Hazelcast Jet brings new SQL query capabilities to the stream processing platform that will enable developers to continuously query streaming data without interrupting data flow.

Streaming data has become an increasingly common and important part of modern data architectures. What hasn't always been easy, though, is the ability to query streaming data as it is being collected.

On Wednesday, Hazelcast announced the availability of its Jet 4.4 stream processing engine, which adds SQL capabilities to the technology. Hazelcast, based in San Mateo, Calif., has a number of products in its portfolio, including an in-memory data grid, as well as Hazelcast Jet. Alongside the 4.4 update, the company is positioning its combined platform as a data integration hub.

Mike Gualtieri, an analyst at Forrester Research, said the addition of SQL capabilities to Jet is a big addition. He noted that the new update will likely help to expand Hazelcast's position in the streaming data platform market.

"Jet SQL is a huge step for Hazelcast because it will greatly expand the scope of both use cases and users for Hazelcast," Gualtieri said. "Developers will be able to build real-time applications that query data in-motion."

How Hazelcast Jet 4.4 SQL enables streaming data queries

Scott McMahon, senior solutions architect at Hazelcast, explained that Jet ingests data that comes from different sources. The user then defines what processing action to do with that data with the Hazelcast pipeline API.

Hazelcast Jet 4.4 adds new SQL capabilities.
Hazelcast Jet 4.4 adds new SQL capabilities that enable developers to query event streaming data.

McMahon said that with the SQL capability, a developer can write a SQL query and submit that to run against any of the processed data event streams.

One use case for the SQL capability in Jet is for helping to enable fraud detection, according to McMahon. In that scenario, there is transaction card data flowing through the system as an event stream. An organization could choose to apply rules against the transaction data to provide a trust score for the transaction to determine if a given transaction is potentially fraudulent. He said that after the data has been processed, the typical next step is to send the transaction to an application for approval.

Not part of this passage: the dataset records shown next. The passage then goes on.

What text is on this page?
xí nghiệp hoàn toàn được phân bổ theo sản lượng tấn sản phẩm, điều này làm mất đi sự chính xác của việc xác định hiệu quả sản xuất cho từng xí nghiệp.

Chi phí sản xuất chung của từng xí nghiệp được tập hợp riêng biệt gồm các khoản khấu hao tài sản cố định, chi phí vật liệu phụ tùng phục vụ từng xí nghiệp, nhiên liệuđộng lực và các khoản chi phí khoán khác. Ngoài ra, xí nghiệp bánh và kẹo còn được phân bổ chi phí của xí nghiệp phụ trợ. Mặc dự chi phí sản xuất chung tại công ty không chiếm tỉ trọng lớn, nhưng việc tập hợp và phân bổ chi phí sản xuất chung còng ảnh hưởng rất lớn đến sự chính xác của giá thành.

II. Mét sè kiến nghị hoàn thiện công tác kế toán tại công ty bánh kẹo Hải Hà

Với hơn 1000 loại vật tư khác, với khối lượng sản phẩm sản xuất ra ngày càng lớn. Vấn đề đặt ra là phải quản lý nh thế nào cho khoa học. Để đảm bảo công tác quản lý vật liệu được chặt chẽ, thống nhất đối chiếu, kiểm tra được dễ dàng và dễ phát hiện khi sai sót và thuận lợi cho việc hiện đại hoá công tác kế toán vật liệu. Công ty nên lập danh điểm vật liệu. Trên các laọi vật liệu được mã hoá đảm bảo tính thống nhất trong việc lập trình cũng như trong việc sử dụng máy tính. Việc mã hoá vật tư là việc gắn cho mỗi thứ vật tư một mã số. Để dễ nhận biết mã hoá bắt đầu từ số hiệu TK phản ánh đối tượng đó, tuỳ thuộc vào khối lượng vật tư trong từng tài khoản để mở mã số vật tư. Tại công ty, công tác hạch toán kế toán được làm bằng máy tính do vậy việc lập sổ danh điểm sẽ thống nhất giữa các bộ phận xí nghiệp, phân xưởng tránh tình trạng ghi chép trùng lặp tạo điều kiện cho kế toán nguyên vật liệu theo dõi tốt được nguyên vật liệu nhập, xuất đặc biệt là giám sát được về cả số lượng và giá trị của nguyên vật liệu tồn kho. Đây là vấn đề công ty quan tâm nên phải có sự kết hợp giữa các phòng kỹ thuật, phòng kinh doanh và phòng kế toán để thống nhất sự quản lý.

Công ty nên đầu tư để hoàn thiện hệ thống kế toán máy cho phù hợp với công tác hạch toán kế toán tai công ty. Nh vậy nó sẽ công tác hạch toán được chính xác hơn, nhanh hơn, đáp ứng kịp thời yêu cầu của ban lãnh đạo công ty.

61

McMahon explained that with Jet 4.4, a developer can write a SQL query that could be attached to the data output stream. That query could be for specific attributes like location information, and the developers have the ability to start querying events right out of the data stream.

"With Jet SQL, it's basically a way for you to submit queries to existing streams running through the system, that you want to know certain things about," McMahon said. "But you're not interfering with the processing of those streams, and the query runs all the time."

Easier streaming data integration with Amazon Kinesis connector

As part of the Jet 4.4 update, Hazelcast is also releasing a new connector for Amazon Kinesis.

Kinesis is in many respects complementary to what Jet enables, according to McMahon: Kinesis is a messaging bus that enables streaming data delivery, he said, while Jet provides streaming data processing functionality. He added that Jet has had connectors for other data sources, including Apache Kafka, but did not previously have a native connector for Kinesis.

"So, now that's just another connector in our library, McMahon said. "If you want to connect to Amazon Kinesis, whether you're running in AWS or on premises or anywhere else, we can now just connect and treat that as a typical data source and just start processing, sending and receiving events in and out."